Say I'm writing word processor or blog posting software. I want to add
the feature where the user can import an RTF file and I'm going to parse
the
file in JavaScript and pull out the text and formatting in stick it in
their current document. If you do it through XMLHttpRequest then there
is one
path the get the data. One way or another the user ends up providing an
URL. That url could be "http://foo.com/mydoc.rtf" or it could be
"filedata: uuid, mydoc.rtf" but I pass that to XMLHttpRequest and I get
back the data in a
consistent way. Otherwise, if you go forward with getting the data
through FileData.get??? methods, there are now two code paths needed, 2
ways to
setup callbacks, 2 ways to get progress events, 2 ways to deal with
errors, etc.
That seems less than ideal to me.
The problem I have with it is that XMLHttpRequest provides an HTTP API.

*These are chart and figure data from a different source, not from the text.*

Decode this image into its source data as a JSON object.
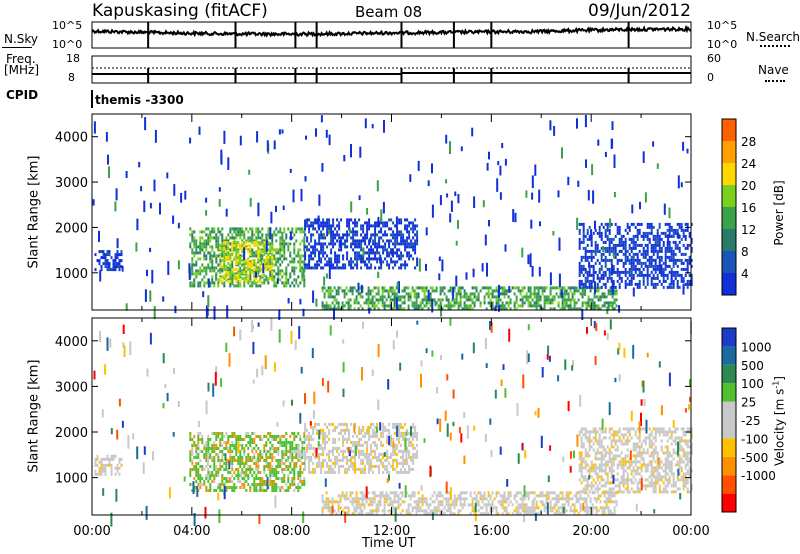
{
  "header": {
    "station": "Kapuskasing (fitACF)",
    "beam": "Beam 08",
    "date": "09/Jun/2012"
  },
  "top_panels": {
    "nsky_label": "N.Sky",
    "nsearch_label": "N.Search",
    "nsky_ticks": [
      "10^5",
      "10^0"
    ],
    "nsearch_ticks": [
      "10^5",
      "10^0"
    ],
    "freq_label_1": "Freq.",
    "freq_label_2": "[MHz]",
    "freq_ticks": [
      "18",
      "8"
    ],
    "nave_label": "Nave",
    "nave_ticks": [
      "60",
      "0"
    ],
    "cpid_label": "CPID",
    "cpid_value": "themis -3300"
  },
  "colors": {
    "power_scale": [
      "#1030d8",
      "#1a54b8",
      "#2a7a6a",
      "#3aa24a",
      "#7ad01e",
      "#ffd800",
      "#ffa000",
      "#ff6000",
      "#ff1800"
    ],
    "velocity_scale": [
      "#ff0000",
      "#ff5000",
      "#ff9000",
      "#ffc000",
      "#c8c8c8",
      "#c8c8c8",
      "#50c030",
      "#2a8a50",
      "#1a6aa0",
      "#1c3cc8"
    ]
  },
  "chart_data": [
    {
      "type": "heatmap",
      "quantity": "Power",
      "ylabel": "Slant Range [km]",
      "yticks": [
        1000,
        2000,
        3000,
        4000
      ],
      "ylim": [
        180,
        4500
      ],
      "xlim": [
        0,
        24
      ],
      "colorbar_label": "Power [dB]",
      "colorbar_ticks": [
        "4",
        "8",
        "12",
        "16",
        "20",
        "24",
        "28"
      ],
      "regions": [
        {
          "t0": 0.1,
          "t1": 1.2,
          "r0": 1100,
          "r1": 1500,
          "level": "low"
        },
        {
          "t0": 3.9,
          "t1": 8.5,
          "r0": 700,
          "r1": 2000,
          "level": "medium"
        },
        {
          "t0": 5.1,
          "t1": 7.2,
          "r0": 800,
          "r1": 1700,
          "level": "high"
        },
        {
          "t0": 8.5,
          "t1": 13.0,
          "r0": 1100,
          "r1": 2200,
          "level": "low"
        },
        {
          "t0": 9.2,
          "t1": 21.0,
          "r0": 200,
          "r1": 700,
          "level": "medium"
        },
        {
          "t0": 19.5,
          "t1": 24.0,
          "r0": 700,
          "r1": 2100,
          "level": "low"
        }
      ]
    },
    {
      "type": "heatmap",
      "quantity": "Velocity",
      "ylabel": "Slant Range [km]",
      "xlabel": "Time UT",
      "yticks": [
        1000,
        2000,
        3000,
        4000
      ],
      "ylim": [
        180,
        4500
      ],
      "xlim": [
        0,
        24
      ],
      "xticks": [
        "00:00",
        "04:00",
        "08:00",
        "12:00",
        "16:00",
        "20:00",
        "00:00"
      ],
      "colorbar_label": "Velocity [m s",
      "colorbar_label_exp": "-1",
      "colorbar_label_end": "]",
      "colorbar_ticks": [
        "1000",
        "500",
        "100",
        "25",
        "-25",
        "-100",
        "-500",
        "-1000"
      ],
      "regions": [
        {
          "t0": 0.1,
          "t1": 1.2,
          "r0": 1100,
          "r1": 1500,
          "level": "grey"
        },
        {
          "t0": 3.9,
          "t1": 8.5,
          "r0": 700,
          "r1": 2000,
          "level": "green"
        },
        {
          "t0": 8.5,
          "t1": 13.0,
          "r0": 1100,
          "r1": 2200,
          "level": "grey"
        },
        {
          "t0": 9.2,
          "t1": 21.0,
          "r0": 200,
          "r1": 700,
          "level": "grey"
        },
        {
          "t0": 19.5,
          "t1": 24.0,
          "r0": 700,
          "r1": 2100,
          "level": "grey"
        }
      ]
    }
  ]
}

Not an API got to file data. There's no need for setting the request
method, request headers, request body, etc. when trying to get the data of
file.
You already need different code paths to obtain that URI in the first
place and since they are effectively different processes it might even
make sense to have different UI and code for them as well, including
things like error messages. E.g. for HTTP network errors might occur while
with reading files the file might just have been deleted, moved, etc.